Hitler era consapevole del legame plurisecolare che univa l’ebraismo al cristianesimo, e nell’intervento di Pio XI del 6 settembre 1938 ad un gruppo di pellegrini della Radio Catholique Belge aveva altresì confermato la solidità della comunione spirituale che univa la Chiesa cattolica agli ebrei: «L’antisemitismo è inammissibile. Spiritualmente siamo tutti semiti».
Il messaggio del pontefice irrigidì il dittatore tedesco, che guardava la Chiesa di Roma con un sentimento misto di disprezzo e ammirazione: nel primo caso perché essa, forte di una tradizione millenaria con radici ebraiche, rappresentava una alternativa e un potenziale ostacolo alla diffusione del nazismo; nel secondo perché la sua organizzazione gerarchica forniva un modello efficace per l’assetto del Partito Nazionalsocialista.
A prescindere da questo dato, il Führer non si limitò ad emulare la struttura ecclesiastica, ma decise di stabilire con essa un rapporto concorrenziale, anche sul piano della religione: egli, infatti, sapeva bene che era necessario che gli uomini avessero una dimensione spirituale cui fare riferimento, e questo avrebbe garantito un buon controllo sulle anime, che plasmano i pensieri e suggeriscono le azioni.
Lo strumento più efficace sul piano ideologico, per contrapporsi alle religioni consuete, si doveva recuperare dagli studi degli intellettuali di XIX e XX secolo, che vivendo in un mondo ormai disincantato dalle religioni tradizionali, riesumarono le antiche credenze germaniche ponendole alla base della fondazione del Secondo Reich.
Il ripristino di simili superstizioni, connesso con la fondazione di un impero coloniale tedesco (1871), avrebbe contribuito a porre la base dell’ideologia nazista, e sarebbe stato un efficace strumento di manipolazione popolare.
Le concezioni che derivavano da una antica tradizione si inserivano nel solco della cultura germanica delle origini, e soprattutto in quella imperiale, ripresa dai nazisti nel concetto di Lebensraum (“spazio vitale”).

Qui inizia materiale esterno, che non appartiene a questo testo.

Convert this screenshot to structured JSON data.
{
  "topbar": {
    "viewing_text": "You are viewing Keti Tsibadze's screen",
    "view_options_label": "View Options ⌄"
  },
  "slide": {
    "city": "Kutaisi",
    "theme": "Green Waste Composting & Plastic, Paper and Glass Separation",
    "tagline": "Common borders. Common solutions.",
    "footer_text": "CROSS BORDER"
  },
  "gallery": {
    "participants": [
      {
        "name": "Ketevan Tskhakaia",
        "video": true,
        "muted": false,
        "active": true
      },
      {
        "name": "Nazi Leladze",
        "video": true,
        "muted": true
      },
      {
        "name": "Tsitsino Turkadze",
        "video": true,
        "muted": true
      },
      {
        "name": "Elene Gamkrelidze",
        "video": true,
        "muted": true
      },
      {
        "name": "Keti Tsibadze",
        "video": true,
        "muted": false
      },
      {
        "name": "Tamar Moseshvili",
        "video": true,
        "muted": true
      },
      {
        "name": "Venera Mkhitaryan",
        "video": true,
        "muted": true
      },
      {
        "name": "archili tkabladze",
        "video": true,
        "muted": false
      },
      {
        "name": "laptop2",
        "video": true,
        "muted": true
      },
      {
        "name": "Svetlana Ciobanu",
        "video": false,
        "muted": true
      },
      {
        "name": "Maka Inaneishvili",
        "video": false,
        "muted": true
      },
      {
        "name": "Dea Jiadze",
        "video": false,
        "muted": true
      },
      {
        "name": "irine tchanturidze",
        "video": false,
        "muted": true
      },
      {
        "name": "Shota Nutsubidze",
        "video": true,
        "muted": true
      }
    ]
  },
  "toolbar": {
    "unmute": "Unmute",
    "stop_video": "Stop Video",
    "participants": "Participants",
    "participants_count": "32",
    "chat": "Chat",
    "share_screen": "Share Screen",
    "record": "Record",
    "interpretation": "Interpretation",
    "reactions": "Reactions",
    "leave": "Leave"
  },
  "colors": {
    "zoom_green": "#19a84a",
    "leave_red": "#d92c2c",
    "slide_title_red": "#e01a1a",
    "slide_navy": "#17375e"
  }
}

Questa operazione politica si verificava in un periodo storico molto difficile per la Germania, quello della fine della Prima guerra mondiale, che aveva diffuso presso i tedeschi un sentimento di sottomissione e di incertezza, che forniva loro l’alibi per difendersi dai “mostri oppressori”. Ecco, dunque, l’efficacia del recupero di storie e leggende di streghe, vampiri e diavoli, le cui fattezze sarebbero state presto riconosciute negli ebrei e nei comunisti.
Il ricorso ad una dimensione soprannaturale, poi, avrebbe consentito alla popolazione di mettere da parte la sfera razionale, a favore di “valori sacri”, che giustificavano l’impiego di una esagerata violenza.
Per questa ragione le energie dei nazisti, in modo particolare di Himmler e Rosenberg, erano volte da tempo alla valorizzazione di una «spiritualità pre (o post) cristiana fondata sulle tradizioni germaniche della natura, del sangue e delle credenze popolari», come sottolinea Kurlander in I mostri di Hitler.
In questo modo si delineava un’alternativa valida alla croce di Cristo, che ambiva a fare del nazismo una religione con una sua autonoma dignità: a questo proposito la svastica, simbolo pagano della ruota del sole, si configurava come una soluzione particolarmente emblematica.
La necessità di prendere le distanze dal cristianesimo non si limitava soltanto a queste nozioni, che pure erano fondamentali, ma lambiva anche il terreno della teologia: il cattolicesimo e il protestantesimo, infatti, non potevano costituire un modello di riferimento per il Terzo Reich, perché ponevano eccessiva enfasi sulla dimensione ultramondana, piuttosto che su quella intramondana.
I nazisti, al contrario, propendevano per la seconda, animata dalla ricerca del divino nel mondo, e dalla necessità che gli uomini investissero le loro energie vitali nella dimensione terrena, piuttosto che disperderle a vantaggio di un incerto futuro.
Naturalmente occorreva tempo per realizzare a pieno questa rivoluzione spirituale, che aveva per obiettivo quello di scristianizzare la Germania. Per diventare realtà essa necessitava di un profeta, che per designazione provvidenziale avrebbe guidato la nazione tedesca verso la conversione: costui era Hitler, acclamato dagli anni Trenta come “sacro tramite” dalla volontà popolare.